Fund helps elevate ideas

February 24th, 2013

News Coverage:

Published: February 24, 2013 3:00 a.m.

Fund helps elevate ideas

Statewide nonprofit offers mentors and venture capital for startups

Sherry Slater | The Journal Gazette

It’s one thing to build a chassis. But it’s quite another to build a chassis manufacturing company.

Entrepreneur wannabe Robert Frost knew how to do the former, but he wanted to do the latter. So Frost turned to business experts, including Elevate Ventures Inc., for advice.

The result, Kendallville-based Wolfpack Chassis LLC, is launching a production line to manufacture chassis, the supporting frames for recreational vehicles and manufactured homes.

Frost, Wolfpack’s president and CEO, said the company might never have gotten off the ground without guidance – and greenbacks – from Elevate Ventures, an Indianapolis-based nonprofit.

“As a startup business, there are a lot of distractions that can cause you to lose sight of your target,” Frost said. “But our partnership with Elevate has allowed us to stay focused on doing what we do best, which is building quality chassis and adding value for customers.”

Created in 2011, Elevate Ventures manages $80 million for the state, including more than $34 million in federal funds received under the State Small Business Credit Initiative.

The organization helps startups with high-growth potential and second-stage ventures of high-growth companies, CEO Steve Hourigan said. That assistance can be advice, money or both.

“We don’t want to crowd out the private sector from making investments into companies,” Hourigan said. “We don’t really care if we invest or if others invest.”

In fact, Elevate Ventures’ counselors coach entrepreneurs, helping them refine pitches to attract more outside investors. One of the nonprofit’s requirements is that at least a portion of a company’s startup money come from private sources.

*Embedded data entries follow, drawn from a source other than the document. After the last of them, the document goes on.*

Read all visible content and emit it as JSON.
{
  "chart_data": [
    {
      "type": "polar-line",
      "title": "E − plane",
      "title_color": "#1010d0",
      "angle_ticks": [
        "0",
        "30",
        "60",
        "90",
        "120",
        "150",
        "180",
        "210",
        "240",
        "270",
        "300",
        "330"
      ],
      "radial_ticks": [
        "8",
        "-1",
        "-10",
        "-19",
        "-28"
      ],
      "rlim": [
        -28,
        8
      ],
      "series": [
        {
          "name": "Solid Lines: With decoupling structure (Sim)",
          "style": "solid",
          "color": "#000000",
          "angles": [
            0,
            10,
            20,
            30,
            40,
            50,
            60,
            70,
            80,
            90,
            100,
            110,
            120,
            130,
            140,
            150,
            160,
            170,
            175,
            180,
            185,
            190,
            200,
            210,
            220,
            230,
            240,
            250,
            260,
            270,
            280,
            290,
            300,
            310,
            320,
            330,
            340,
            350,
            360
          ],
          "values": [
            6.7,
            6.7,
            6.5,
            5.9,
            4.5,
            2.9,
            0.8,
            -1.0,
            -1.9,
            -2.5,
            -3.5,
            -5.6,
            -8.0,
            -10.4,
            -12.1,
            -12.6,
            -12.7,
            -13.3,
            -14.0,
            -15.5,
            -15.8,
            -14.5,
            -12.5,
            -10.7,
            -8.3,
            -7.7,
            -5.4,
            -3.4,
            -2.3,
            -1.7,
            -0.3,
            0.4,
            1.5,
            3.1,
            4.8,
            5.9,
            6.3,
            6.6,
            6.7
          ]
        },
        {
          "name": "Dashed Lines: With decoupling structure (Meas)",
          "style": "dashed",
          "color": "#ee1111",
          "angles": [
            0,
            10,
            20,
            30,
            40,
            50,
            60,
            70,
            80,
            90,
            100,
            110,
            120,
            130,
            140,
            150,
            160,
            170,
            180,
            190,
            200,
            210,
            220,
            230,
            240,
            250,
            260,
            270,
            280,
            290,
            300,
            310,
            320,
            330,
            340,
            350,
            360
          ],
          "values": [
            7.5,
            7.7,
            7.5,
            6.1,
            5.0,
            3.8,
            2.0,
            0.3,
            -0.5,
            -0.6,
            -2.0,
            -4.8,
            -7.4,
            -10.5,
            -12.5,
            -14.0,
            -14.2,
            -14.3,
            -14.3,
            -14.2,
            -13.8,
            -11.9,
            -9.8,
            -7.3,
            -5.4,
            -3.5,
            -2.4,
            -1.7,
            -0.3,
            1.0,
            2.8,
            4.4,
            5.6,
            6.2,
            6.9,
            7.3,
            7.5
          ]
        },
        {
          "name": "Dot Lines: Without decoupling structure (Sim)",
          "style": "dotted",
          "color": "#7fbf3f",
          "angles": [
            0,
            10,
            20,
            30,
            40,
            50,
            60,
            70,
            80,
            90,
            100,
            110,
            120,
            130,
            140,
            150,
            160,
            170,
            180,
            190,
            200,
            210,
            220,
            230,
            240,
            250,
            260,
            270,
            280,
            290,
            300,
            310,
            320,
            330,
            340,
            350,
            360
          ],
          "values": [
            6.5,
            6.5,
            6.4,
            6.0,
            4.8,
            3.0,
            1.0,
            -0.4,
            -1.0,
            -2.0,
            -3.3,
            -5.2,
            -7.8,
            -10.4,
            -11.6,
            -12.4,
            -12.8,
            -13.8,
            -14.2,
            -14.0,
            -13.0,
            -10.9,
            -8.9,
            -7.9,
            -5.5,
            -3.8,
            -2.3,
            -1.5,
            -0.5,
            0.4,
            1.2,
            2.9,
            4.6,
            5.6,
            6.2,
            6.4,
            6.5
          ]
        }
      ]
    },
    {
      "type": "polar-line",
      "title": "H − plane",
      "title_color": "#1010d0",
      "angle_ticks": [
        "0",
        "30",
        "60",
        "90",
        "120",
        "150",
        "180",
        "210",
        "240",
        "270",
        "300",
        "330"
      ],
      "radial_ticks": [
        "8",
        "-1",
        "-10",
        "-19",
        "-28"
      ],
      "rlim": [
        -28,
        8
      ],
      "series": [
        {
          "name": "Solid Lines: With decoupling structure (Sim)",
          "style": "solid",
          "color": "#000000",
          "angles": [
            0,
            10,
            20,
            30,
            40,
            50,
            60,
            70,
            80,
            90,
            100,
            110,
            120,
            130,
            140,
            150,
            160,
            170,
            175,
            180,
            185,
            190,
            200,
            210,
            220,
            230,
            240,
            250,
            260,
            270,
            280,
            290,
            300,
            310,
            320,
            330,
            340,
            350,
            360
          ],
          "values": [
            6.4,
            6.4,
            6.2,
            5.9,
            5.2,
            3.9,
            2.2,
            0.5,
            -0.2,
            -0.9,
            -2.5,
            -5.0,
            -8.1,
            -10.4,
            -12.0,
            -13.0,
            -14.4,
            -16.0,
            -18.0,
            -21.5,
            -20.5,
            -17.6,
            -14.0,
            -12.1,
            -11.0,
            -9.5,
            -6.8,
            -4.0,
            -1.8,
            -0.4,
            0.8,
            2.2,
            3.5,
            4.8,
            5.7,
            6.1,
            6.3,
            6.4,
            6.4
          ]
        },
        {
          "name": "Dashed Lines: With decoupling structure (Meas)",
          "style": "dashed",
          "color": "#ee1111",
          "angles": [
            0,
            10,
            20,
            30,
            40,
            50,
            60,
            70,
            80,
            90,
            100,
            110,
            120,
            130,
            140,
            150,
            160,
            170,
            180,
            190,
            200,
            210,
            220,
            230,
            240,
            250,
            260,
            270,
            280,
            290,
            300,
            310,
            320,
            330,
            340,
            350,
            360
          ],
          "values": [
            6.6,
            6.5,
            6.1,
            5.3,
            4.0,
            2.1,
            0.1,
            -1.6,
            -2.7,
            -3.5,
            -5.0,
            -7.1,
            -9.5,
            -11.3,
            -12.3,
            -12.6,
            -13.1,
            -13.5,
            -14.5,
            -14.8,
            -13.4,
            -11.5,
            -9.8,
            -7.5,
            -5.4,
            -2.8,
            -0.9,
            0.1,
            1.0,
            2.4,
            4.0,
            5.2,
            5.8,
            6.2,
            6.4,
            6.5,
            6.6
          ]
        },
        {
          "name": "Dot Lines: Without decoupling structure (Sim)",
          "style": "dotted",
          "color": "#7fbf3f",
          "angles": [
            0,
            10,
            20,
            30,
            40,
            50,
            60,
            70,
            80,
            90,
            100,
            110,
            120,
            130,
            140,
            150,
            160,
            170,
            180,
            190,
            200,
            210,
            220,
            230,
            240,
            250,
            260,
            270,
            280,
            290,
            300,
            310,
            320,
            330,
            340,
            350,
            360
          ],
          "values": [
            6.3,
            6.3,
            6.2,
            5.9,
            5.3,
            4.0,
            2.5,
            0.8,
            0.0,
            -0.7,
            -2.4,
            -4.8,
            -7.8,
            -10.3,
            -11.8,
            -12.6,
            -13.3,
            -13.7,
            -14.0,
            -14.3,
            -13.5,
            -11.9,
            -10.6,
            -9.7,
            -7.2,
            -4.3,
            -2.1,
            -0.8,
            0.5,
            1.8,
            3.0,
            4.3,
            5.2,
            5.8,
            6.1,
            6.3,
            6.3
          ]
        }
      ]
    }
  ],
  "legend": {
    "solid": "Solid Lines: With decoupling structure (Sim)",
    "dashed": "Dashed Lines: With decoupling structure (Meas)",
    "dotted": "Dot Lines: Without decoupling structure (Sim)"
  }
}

The fund limits investments to a few industries: advanced manufacturing, life sciences, information technology, agriculture and energy. Those industries have the highest growth potential, and jobs there pay higher wages. Also, nurturing businesses in those areas allows the U.S. to be more competitive internationally.

The goal is for the recipient company to generate annual revenues of $25 million within five years of startup.

David Corcoran and Robert Clark, two of the organization’s entrepreneurs in residence, work out of a downtown Fort Wayne office. They consulted with Frost as he developed Wolfpack Chassis.

“We provide very, very valuable consulting service,” said Corcoran, who has 15 years’ experience as an entrepreneur, including running a couple of consulting companies.

Clark has been an entrepreneur for more than 25 years.

Their guidance includes helping entrepreneurs figure out what skills they need to acquire or hire.

The advisers help some companies but hand off others to organizations including local economic development offices, the Northeast Indiana Regional Partnership, the Northeast Indiana Small Business Development Center, the Northeast Indiana Innovation Center and SCORE, the Service Corps of Retired Executives.

It just depends on the type of help the budding business needs.

Some want a professional opinion on whether their business idea is viable, Corcoran said. Others are just looking for introductions, including banks that offer creative financing. That kind of advice can come from SCORE volunteers or the SBDC.

Elevate Ventures gives advice and opens its checkbook to invest in certain companies.

“We’re about trying to help companies resolve some of the liquidity issues they have,” Hourigan said.

Many of the services available overlap.

The Innovation Center also offers financial assistance, for example. But it specializes in providing office, meeting and laboratory space for entrepreneurs launching a business.

The various groups work together to help business owners. It’s not uncommon for an entrepreneur to work with more than one nonprofit group at a time.

Elevate Ventures, which employs 17, invites private partners to join its bid to bolster Hoosier entrepreneurship.

Various hospitals, utilities, banks and corporations have contributed because they want to help develop innovative companies and diversify communities’ economic base. The money collected in a region is spent in the same region.

The nonprofit organization has divided the state into nine regions. The northern third of the state was its first focus.